Kenneth Joseph, Kathleen Carley, and Jason I Hong
ACM Transactions on Intelligent Systems and Technology (TIST)
In previous work, we used Latent Dirichlet Allocation (LDA), a technique commonly applied to document collections to discover latent themes, to cluster foursquare users in New York City. We found that although the feature set used was agnostic of geo-spatial location, time, users’ friends on social networking sites and venue function, qualitative evidence existed that groups of people of different types (e.g. tourists), communities (e.g. users tightly clustered in space) and interests (e.g. people who enjoy athletics) could be uncovered. In the present work, we use the same feature set and a similar methodology, but we extend these efforts in seeking a more quantitative understanding of why groups of users frequent certain venues. Specifically, we develop metrics to test the cohesiveness in time, space and function of sets of venues uncovered by LDA that are checked in to by similar users. We find that nearly all venue sets the model uncovers are more cohesive than we would expect by chance along one or more of these metrics, supporting previous work in a variety of domains.

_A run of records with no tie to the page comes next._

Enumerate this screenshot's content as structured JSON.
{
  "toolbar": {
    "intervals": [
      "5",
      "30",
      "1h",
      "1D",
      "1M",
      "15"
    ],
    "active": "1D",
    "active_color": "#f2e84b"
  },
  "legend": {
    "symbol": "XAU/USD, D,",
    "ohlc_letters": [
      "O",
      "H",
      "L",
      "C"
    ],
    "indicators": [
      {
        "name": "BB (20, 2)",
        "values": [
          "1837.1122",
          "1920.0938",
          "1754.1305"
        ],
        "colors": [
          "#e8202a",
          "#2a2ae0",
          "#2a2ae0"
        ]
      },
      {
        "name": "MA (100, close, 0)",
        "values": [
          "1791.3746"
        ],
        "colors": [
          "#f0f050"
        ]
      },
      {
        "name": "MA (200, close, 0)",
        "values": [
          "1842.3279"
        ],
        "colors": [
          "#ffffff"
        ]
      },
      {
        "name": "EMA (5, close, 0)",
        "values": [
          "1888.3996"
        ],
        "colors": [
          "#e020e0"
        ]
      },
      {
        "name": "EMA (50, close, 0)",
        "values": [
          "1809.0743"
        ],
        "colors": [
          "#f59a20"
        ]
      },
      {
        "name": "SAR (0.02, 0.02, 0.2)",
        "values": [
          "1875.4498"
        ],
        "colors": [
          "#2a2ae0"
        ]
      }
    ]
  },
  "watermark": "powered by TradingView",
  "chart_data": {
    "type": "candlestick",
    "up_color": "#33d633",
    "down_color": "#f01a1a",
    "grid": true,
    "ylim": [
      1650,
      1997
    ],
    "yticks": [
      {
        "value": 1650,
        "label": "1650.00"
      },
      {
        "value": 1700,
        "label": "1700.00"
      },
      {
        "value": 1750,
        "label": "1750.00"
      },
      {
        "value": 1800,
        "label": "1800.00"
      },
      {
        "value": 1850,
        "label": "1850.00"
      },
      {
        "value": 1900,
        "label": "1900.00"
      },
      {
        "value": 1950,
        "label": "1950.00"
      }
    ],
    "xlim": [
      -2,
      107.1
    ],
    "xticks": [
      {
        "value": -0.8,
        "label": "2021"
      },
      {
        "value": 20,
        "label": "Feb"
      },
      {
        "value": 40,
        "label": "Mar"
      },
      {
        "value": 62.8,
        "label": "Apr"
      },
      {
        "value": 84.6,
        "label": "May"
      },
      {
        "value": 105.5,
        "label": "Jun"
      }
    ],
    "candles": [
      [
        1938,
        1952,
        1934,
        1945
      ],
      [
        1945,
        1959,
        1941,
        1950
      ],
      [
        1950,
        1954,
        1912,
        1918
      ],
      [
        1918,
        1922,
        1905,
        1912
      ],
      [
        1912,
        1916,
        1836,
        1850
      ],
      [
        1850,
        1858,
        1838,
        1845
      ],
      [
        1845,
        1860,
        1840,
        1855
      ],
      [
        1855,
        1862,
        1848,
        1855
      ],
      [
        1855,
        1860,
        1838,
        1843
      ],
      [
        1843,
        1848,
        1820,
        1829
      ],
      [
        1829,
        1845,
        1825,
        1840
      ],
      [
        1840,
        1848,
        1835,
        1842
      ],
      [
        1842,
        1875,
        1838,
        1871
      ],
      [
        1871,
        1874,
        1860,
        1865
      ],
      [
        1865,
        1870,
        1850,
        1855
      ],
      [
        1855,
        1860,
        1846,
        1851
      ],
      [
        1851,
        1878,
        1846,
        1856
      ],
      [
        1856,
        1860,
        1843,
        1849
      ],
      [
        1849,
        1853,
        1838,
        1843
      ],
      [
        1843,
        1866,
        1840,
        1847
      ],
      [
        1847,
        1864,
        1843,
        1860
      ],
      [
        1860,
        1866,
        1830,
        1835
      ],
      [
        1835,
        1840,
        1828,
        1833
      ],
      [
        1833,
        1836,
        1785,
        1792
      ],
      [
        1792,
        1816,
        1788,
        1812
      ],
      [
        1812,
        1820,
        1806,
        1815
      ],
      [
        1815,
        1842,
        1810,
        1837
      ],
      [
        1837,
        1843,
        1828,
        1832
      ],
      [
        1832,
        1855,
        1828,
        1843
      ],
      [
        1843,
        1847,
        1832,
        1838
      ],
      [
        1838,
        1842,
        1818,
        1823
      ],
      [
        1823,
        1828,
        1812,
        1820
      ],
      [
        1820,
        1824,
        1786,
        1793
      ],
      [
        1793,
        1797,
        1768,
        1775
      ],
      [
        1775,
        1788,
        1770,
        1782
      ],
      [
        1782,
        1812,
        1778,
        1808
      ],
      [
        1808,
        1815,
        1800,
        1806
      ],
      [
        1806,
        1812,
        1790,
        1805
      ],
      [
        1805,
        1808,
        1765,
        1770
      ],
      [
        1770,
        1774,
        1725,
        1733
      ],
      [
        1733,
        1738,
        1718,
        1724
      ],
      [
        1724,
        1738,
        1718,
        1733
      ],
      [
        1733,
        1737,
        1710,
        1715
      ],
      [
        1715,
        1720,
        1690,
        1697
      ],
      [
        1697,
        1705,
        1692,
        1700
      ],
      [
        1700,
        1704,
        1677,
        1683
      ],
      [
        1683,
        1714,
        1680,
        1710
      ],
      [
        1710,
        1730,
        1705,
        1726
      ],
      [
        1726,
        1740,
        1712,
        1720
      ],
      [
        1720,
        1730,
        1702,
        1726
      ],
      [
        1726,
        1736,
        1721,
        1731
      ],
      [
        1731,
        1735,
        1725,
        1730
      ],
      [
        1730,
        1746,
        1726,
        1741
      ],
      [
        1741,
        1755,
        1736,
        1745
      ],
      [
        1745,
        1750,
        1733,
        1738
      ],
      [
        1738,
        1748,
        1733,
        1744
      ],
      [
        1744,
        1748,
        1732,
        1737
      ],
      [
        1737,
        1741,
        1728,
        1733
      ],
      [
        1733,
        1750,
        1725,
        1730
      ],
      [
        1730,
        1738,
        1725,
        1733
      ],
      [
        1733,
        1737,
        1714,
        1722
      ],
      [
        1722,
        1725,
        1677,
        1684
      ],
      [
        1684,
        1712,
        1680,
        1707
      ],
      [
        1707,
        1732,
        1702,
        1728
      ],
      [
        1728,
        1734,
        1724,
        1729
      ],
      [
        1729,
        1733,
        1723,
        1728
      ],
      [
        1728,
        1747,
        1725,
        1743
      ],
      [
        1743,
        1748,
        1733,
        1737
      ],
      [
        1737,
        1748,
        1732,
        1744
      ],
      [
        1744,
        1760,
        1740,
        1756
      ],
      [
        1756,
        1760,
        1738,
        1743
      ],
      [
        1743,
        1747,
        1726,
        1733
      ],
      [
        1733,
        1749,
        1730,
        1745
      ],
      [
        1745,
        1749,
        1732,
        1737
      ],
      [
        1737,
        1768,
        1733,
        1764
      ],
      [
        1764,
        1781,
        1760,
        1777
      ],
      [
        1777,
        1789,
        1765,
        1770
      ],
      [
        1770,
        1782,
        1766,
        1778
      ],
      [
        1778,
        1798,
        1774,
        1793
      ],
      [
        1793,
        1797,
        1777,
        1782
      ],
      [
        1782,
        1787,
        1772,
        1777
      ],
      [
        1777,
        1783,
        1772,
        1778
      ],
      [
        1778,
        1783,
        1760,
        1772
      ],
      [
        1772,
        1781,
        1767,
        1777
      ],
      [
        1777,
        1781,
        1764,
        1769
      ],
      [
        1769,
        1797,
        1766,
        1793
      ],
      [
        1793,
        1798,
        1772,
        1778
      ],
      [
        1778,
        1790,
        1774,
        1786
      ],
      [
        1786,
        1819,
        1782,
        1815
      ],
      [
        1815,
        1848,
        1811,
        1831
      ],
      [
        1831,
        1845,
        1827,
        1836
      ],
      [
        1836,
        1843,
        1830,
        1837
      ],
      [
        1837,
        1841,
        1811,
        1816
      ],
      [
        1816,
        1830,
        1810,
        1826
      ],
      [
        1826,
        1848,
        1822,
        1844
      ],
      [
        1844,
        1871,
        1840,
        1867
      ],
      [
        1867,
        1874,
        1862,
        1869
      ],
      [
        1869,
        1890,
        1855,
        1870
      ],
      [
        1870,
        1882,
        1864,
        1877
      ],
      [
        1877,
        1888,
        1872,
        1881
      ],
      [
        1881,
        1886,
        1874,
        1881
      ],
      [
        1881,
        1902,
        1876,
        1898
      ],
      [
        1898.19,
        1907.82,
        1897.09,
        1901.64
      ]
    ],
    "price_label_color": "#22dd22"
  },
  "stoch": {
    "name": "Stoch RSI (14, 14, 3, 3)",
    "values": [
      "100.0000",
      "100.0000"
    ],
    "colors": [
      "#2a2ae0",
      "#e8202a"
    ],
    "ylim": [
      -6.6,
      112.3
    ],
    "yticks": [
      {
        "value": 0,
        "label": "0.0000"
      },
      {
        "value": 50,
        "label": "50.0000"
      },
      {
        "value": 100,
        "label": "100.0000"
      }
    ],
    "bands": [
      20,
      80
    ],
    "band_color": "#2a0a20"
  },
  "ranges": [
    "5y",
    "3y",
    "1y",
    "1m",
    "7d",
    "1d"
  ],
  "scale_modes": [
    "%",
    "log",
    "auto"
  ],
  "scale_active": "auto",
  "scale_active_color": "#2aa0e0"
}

In addition, we discover a significant negative correlation between the spread of venue sets in space and function, thus suggesting a “neighborhood” effect observed in other recent work. Finally, we show that the model captures distinct “micro-cultures” within the city and discuss how we can understand these based on the notion of self-representation and by leveraging latent connections between users. These findings are intended to both support and inform social science in the way that location-based services can help to understand community and human behavior in the urban environment.